The case sparked outrage when it was revealed that Hunnewell’s alleged killers, who the police said are also known gang members, were out on bond for previous violent crimes when they attempted to rob her. That’s when South Carolina state Sen. Katrina Shealy, R-Lexington, started planning a march to the State House, with help from Hunnewell’s family and friends, for Saturday starting at 9 a.m. She said she hopes to use the event to push for reform in the process of assigning bail to violent criminals.

“Four young children are now without their mother, and all she was doing was going to work,” Shealy said. “Two of these men who murdered her were out on bond because our judicial system let them back out, and they were out on bond for previous violent crimes. They shouldn’t have been on the street in the first place.”

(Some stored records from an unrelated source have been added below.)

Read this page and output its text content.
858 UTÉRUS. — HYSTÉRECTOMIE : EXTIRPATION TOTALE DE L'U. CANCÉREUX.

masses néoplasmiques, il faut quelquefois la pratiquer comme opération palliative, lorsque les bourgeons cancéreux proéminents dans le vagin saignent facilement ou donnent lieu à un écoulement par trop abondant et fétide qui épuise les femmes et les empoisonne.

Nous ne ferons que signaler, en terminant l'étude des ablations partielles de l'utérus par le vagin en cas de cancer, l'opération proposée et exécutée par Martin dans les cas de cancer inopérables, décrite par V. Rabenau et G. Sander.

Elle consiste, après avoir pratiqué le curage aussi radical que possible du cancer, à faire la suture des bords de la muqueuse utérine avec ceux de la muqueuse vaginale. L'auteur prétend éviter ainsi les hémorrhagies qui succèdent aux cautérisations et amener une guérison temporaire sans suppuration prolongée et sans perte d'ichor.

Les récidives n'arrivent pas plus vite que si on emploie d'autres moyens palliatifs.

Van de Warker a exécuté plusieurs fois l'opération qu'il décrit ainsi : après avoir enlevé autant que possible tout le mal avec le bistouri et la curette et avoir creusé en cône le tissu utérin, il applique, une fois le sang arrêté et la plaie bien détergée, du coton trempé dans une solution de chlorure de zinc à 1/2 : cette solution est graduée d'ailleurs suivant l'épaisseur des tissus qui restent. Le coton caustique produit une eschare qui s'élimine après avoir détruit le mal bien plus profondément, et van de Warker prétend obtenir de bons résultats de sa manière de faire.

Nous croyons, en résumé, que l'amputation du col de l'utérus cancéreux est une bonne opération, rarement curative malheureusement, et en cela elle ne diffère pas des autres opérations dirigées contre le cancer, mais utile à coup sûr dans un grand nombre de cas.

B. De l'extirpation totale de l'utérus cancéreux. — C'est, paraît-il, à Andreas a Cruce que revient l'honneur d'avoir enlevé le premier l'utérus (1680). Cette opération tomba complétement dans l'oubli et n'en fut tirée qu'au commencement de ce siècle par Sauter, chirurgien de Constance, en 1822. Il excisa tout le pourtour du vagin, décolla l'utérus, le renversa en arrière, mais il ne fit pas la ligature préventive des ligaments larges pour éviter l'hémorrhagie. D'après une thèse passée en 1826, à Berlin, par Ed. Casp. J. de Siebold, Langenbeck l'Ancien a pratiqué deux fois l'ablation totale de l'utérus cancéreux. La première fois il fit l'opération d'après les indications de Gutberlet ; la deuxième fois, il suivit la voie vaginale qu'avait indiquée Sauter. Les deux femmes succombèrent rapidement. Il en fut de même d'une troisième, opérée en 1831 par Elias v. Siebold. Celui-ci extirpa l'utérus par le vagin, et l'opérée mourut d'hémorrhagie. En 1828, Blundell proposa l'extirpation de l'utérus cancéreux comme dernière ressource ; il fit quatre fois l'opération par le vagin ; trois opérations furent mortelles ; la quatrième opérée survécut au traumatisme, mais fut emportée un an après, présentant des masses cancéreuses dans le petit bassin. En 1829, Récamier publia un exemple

Schleuter, who has primarily been promoting the rally with flyers and social media, said she and her employees at Carolina Cafe were devastated by Hunnewell’s death.

“I think everybody understands that you have your family family and then you have your work family, because you spend 40, 50 hours a week with the people that you work with. She was family,” Schleuter said. “We got very attached to her and her children because she was trying so hard to make a better life for them.”

But Schleuter said planning the rally has helped the Carolina Cafe family, at least somewhat, to cope with Hunnewell’s death.

“When a tragedy happens, the good in humanity and the good in people come out,” Schleuter said. “We had such an outpouring of support and caring and grieving and mourning from our customers and from people that know us here, that it spread to ‘What can we do? What can we do to get this not to go away, and to bring attention to the fact that these guys were already out after being arrested on numerous violent crime charges?’”

Finding the upside to a tragedy like Hunnewell’s death is difficult, Schleuter said, but that’s what she and her employees have been focusing on for the past month.

“The good, I think, is going to be the focus on changing the way the judicial system and the bonding works,” Schleuter said. “So that’s kind of my new soapbox.”

Shealy said the crime reflects on ongoing problems in the state’s judicial system.

“This happens over and over and over again,” she said. “I think we give too much priority to criminals and not to the victims. We worry about criminals’ rights and not victims’ rights. Had they been off the street, it probably wouldn’t have happened, or maybe it wouldn’t have happened. I think that’s what we need to focus on.”

Current state law allows judges to deny bond to violent repeat offenders, but Shealy said the problem is that some judges aren’t using that option.

“I want the judicial system to enforce the laws that are already there,” Shealy said. “(The judges) have the power because we’ve already given them the power … They don’t have to give them bond now. It’s in their hands. The judicial system is responsible for releasing these people.”

Shealy and other organizers are asking participants to meet at the corner of Pendleton and Sumter streets, across the street from Carolina Cafe, at 9 a.m. Saturday to begin the march to the Statehouse steps. They’ll be passing out 500 bakers’ aprons to marchers to wear in support of Hunnewell’s family, and everyone is encouraged to bring signs, Shealy said.

Former Richland County sheriff’s deputy Chandra Cleveland-Jennings and the parents of Carter Strange, the then-teenage victim of a 2011 beating in Five Points, will speak at the rally, which will take place on the Statehouse steps.

Shealy said family members of victims of similar crimes will also be allowed to speak if they wish. South Carolina Attorney General Alan Wilson, Columbia Mayor Steve Benjamin and Columbia law enforcement officers have also been invited to attend the rally.